Class: | Tu Th 2:50-4:05pm | Old Chem 025 | |
Prof: | Robert L. Wolpert | (wolpert@stat.duke.edu) | |
OH: | Wed 4:15-5:00pm | Old Chem 211c | |
TA: | Anirban Bhattacharya | (anib86@gmail.com) | |
OH: | Mon 3:00-4:30pm | Old Chem 211a |
Half a century ago the phrase Multivariate Statistics was generally understood to describe sampling-theory based statistical methods for studying multi-dimensional normally-distributed data. The fundamental tools for this aspect of the subject are a deep understanding of linear algebra and of the probability distributions associated with the normal, such as Wishart and its kin. The best-known methods arising in this area are PCA (Principal Components Analysis), FA (Factor Analysis), Hotelling's T^{2} test, and perhaps relatives like Principal Components Regression and multivariate ANOVA.

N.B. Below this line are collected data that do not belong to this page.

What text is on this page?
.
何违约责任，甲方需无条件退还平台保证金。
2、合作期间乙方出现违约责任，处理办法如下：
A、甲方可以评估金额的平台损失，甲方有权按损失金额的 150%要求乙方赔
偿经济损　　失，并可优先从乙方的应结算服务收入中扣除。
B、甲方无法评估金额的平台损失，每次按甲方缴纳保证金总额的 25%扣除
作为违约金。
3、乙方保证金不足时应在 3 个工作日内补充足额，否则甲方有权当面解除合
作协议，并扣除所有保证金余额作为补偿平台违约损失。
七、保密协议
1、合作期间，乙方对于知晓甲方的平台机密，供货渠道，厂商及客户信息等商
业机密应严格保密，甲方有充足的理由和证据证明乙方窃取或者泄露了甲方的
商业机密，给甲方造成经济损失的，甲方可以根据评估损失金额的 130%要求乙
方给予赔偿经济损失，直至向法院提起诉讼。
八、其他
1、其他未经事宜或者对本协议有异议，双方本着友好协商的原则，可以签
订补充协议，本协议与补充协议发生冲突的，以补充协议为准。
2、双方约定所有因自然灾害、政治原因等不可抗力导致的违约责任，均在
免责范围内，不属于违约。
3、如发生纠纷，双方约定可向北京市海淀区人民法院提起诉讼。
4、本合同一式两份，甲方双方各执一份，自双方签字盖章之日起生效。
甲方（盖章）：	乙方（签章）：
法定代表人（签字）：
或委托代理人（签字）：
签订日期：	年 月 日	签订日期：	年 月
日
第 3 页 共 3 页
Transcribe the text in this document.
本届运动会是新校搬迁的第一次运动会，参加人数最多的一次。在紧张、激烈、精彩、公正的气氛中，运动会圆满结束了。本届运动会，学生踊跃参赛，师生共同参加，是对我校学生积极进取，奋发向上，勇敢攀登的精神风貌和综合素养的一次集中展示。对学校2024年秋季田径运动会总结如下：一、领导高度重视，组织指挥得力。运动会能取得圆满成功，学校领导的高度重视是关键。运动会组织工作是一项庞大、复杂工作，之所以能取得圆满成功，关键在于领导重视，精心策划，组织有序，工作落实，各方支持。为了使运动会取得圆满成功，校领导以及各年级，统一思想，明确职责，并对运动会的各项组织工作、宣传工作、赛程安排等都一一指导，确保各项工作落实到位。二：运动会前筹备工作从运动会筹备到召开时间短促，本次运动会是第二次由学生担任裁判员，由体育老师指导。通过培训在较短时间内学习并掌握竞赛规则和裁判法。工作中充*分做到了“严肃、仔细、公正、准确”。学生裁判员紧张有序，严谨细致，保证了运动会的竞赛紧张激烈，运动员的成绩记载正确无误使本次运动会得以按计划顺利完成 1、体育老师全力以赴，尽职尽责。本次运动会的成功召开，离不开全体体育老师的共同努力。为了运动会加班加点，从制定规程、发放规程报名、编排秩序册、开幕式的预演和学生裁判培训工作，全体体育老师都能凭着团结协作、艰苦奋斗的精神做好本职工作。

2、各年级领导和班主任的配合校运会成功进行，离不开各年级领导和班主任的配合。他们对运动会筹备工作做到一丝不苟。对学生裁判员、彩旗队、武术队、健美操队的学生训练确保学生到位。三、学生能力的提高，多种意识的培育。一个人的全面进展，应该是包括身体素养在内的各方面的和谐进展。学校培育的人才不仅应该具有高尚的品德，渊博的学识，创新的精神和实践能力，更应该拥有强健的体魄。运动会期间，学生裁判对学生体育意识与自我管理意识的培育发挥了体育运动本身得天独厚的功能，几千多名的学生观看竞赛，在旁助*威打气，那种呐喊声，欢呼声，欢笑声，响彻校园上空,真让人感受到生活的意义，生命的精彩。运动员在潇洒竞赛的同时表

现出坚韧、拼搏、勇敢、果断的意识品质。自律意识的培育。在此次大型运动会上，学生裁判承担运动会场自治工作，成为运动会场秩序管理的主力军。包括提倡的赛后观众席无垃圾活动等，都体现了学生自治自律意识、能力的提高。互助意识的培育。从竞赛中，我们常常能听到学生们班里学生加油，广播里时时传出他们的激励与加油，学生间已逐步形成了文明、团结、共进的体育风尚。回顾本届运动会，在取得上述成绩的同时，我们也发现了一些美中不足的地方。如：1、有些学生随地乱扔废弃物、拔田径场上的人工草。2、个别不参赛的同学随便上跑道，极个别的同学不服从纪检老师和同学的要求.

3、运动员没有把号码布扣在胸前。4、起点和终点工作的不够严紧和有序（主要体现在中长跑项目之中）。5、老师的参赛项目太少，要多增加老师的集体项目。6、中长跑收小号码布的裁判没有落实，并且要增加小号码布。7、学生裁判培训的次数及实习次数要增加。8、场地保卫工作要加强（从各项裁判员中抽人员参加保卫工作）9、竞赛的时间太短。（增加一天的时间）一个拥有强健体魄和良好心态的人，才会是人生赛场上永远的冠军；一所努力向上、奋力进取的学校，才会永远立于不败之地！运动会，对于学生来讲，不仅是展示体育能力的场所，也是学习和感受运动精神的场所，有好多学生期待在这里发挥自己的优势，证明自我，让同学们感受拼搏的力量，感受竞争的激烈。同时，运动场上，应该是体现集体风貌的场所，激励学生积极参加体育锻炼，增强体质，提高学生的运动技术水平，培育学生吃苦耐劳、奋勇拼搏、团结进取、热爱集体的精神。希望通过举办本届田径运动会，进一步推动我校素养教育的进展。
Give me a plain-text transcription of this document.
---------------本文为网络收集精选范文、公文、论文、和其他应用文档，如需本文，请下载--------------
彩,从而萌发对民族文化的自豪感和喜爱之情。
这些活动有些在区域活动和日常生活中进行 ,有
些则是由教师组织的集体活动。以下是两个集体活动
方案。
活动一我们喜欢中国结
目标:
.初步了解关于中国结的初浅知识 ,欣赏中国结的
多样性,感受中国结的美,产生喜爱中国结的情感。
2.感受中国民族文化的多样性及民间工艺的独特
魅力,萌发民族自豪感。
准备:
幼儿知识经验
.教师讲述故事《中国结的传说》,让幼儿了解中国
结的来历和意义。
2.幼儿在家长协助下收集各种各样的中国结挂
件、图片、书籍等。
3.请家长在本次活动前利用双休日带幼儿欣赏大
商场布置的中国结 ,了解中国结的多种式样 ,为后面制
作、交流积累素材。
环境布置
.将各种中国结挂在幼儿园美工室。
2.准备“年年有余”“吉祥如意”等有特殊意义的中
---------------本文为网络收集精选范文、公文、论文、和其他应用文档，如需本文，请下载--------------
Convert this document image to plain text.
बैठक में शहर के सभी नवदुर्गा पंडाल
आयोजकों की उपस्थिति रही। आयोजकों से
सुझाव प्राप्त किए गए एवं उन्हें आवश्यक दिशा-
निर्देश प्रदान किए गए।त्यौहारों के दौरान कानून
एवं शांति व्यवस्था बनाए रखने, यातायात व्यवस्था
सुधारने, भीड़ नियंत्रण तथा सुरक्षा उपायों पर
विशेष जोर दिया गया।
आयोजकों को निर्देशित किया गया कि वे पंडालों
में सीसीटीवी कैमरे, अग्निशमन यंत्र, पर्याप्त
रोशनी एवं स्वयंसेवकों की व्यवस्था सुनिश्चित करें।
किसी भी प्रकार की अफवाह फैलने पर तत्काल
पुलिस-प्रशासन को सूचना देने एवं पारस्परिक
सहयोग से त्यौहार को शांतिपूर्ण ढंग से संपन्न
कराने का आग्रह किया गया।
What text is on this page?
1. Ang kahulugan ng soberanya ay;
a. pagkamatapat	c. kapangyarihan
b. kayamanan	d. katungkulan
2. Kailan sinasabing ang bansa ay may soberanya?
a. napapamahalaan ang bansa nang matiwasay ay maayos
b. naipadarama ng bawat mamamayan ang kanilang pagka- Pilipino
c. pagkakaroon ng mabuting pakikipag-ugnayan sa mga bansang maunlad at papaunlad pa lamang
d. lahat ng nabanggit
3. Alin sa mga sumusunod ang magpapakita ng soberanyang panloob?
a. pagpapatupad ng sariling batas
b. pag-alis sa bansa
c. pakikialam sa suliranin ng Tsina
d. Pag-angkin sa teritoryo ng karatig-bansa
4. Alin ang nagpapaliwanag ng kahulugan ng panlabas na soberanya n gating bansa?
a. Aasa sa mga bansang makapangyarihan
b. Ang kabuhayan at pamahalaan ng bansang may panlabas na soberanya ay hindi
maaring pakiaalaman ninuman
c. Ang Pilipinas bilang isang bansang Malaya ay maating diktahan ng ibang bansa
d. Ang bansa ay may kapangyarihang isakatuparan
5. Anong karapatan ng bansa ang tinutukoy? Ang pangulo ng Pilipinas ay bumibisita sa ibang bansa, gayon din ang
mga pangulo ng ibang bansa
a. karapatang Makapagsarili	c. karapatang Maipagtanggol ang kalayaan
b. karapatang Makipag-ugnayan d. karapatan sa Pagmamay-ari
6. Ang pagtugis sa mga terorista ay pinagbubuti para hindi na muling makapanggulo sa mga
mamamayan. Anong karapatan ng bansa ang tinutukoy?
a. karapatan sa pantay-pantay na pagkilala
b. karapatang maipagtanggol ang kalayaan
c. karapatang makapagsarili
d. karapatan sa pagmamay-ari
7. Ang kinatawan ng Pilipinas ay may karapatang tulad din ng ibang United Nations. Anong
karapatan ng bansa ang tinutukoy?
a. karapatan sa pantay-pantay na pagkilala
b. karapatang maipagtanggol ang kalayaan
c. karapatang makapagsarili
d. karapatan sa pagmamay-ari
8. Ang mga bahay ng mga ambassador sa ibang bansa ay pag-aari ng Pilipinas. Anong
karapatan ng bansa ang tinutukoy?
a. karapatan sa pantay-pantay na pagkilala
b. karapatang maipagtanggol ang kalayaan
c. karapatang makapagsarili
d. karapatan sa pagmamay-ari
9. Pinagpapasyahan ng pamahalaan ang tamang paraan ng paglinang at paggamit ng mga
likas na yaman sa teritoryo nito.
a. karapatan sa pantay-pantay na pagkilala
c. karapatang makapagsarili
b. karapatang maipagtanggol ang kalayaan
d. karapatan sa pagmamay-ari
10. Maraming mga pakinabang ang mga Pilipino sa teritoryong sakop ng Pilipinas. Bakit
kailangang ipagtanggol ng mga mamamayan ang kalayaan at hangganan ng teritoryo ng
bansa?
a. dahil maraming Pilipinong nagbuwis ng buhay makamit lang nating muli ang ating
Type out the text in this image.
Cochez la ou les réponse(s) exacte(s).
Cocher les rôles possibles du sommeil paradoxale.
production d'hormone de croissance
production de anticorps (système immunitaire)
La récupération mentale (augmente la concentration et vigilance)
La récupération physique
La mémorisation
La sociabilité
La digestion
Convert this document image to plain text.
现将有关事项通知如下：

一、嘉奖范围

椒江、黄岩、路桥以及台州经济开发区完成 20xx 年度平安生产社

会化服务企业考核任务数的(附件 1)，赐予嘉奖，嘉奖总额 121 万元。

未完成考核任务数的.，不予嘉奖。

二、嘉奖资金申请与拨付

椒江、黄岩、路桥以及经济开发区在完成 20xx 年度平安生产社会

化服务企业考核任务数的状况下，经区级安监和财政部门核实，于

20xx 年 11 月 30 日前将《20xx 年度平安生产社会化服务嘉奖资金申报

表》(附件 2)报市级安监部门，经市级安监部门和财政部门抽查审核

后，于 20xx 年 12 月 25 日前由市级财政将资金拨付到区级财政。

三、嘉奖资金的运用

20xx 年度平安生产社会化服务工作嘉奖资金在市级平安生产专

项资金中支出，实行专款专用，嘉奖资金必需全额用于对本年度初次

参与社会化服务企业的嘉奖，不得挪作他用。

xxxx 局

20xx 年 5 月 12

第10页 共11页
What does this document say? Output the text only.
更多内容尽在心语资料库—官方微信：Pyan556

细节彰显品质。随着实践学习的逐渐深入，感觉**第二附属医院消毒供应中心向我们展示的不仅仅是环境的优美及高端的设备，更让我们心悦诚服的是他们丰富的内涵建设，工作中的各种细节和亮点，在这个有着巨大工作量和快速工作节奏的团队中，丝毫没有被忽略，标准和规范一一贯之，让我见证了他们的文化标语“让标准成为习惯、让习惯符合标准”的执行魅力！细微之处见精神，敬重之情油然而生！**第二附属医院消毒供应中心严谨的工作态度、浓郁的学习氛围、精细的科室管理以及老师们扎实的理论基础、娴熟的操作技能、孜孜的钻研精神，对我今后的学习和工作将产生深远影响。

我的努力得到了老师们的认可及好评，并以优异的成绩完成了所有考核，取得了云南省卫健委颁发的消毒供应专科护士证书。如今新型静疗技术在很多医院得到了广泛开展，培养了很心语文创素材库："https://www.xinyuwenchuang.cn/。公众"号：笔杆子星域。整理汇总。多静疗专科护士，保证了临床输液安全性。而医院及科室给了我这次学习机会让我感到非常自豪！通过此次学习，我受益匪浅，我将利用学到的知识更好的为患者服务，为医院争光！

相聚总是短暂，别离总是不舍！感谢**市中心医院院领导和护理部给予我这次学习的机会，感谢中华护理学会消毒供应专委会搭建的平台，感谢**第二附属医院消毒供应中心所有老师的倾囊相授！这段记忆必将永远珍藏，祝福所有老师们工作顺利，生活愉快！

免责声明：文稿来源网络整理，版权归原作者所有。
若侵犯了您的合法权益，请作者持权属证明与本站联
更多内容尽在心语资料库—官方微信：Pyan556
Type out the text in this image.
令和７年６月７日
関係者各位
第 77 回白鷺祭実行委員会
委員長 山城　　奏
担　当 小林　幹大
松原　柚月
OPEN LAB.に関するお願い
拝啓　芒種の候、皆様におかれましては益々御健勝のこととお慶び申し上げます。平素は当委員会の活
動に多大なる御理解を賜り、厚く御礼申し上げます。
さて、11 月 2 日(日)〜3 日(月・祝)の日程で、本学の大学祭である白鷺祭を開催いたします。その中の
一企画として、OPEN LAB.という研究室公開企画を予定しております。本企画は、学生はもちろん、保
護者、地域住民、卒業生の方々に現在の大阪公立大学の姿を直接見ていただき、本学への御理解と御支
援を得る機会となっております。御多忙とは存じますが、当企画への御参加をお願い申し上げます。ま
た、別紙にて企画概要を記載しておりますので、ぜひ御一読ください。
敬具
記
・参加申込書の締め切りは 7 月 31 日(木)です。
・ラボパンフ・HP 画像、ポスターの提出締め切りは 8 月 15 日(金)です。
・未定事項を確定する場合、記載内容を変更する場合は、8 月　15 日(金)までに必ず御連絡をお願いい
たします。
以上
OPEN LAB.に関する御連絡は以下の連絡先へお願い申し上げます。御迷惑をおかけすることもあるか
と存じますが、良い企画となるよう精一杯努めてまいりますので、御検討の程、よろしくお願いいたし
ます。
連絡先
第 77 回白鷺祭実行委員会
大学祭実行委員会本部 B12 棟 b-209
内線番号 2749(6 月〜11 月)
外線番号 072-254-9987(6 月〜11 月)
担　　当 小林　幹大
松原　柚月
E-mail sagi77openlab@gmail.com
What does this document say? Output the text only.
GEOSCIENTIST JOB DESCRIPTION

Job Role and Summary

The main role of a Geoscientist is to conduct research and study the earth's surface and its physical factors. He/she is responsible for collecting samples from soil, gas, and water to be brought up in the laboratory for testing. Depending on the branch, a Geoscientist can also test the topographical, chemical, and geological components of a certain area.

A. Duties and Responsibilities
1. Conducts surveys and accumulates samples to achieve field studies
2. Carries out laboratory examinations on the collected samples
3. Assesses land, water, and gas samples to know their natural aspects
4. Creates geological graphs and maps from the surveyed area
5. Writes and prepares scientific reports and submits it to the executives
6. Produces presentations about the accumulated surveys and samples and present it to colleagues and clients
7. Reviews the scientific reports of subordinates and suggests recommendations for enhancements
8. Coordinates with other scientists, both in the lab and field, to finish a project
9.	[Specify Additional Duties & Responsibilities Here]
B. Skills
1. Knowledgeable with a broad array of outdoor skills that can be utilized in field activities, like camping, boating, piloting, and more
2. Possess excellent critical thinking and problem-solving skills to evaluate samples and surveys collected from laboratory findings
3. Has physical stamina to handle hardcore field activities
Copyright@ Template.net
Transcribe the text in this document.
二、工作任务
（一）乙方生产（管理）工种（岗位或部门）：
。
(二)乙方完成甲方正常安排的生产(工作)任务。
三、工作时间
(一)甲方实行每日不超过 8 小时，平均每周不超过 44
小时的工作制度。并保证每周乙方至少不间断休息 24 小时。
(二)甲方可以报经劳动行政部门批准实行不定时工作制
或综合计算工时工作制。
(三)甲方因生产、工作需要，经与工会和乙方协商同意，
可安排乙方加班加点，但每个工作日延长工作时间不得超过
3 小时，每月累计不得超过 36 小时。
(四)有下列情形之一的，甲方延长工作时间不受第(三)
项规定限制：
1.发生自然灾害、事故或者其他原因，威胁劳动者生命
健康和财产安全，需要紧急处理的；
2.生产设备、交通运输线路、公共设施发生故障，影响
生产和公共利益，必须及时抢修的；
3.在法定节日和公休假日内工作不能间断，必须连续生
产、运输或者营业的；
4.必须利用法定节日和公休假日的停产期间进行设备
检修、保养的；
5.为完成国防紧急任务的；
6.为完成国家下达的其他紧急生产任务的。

More recently, interest in computational methods, causality, and model formulation have all led to a growth in the study of Graphical Models in which the conditional (in)depependence structure for a family of random variables is encoded in the form of a graph, a collection of points (the vertices) some of which are connected (by edges, or possibly-ordered pairs of vertices). For non-Gaussian distributions it is sometimes necessary to go beyond graphs to "hypergraphs".
My plan is to try to cover the high-lights of both traditional (multivariate Gaussian) MVA and of graphical models. This will be the first time I've taught this material and I'll be learning some of it as we go along, so don't expect a smooth ride or a polished syllabus. I hope to have some computing aspects for the course if I can manage it.
Students are expected to be (or become) comfortable with probability theory at the level of STA214 or STA205, statistical inference at the level of STA215, and linear models at the level of STA244. Some experience in computing in R or MatLab would be helpful.
The methods we consider will most often be tailored for problems in which the number of observations (traditionally denoted n) exceeds (maybe by a lot) the number of uncertain parameters (traditionally p). Recently there is a great deal of interest in problems where p»n--- this arises naturally in genomic applications, intrusion detection, and other emerging areas of interest. Since those problems are studeied in detail in our sister course Statistical Data Mining (STA 218), we won't spend much time on it here.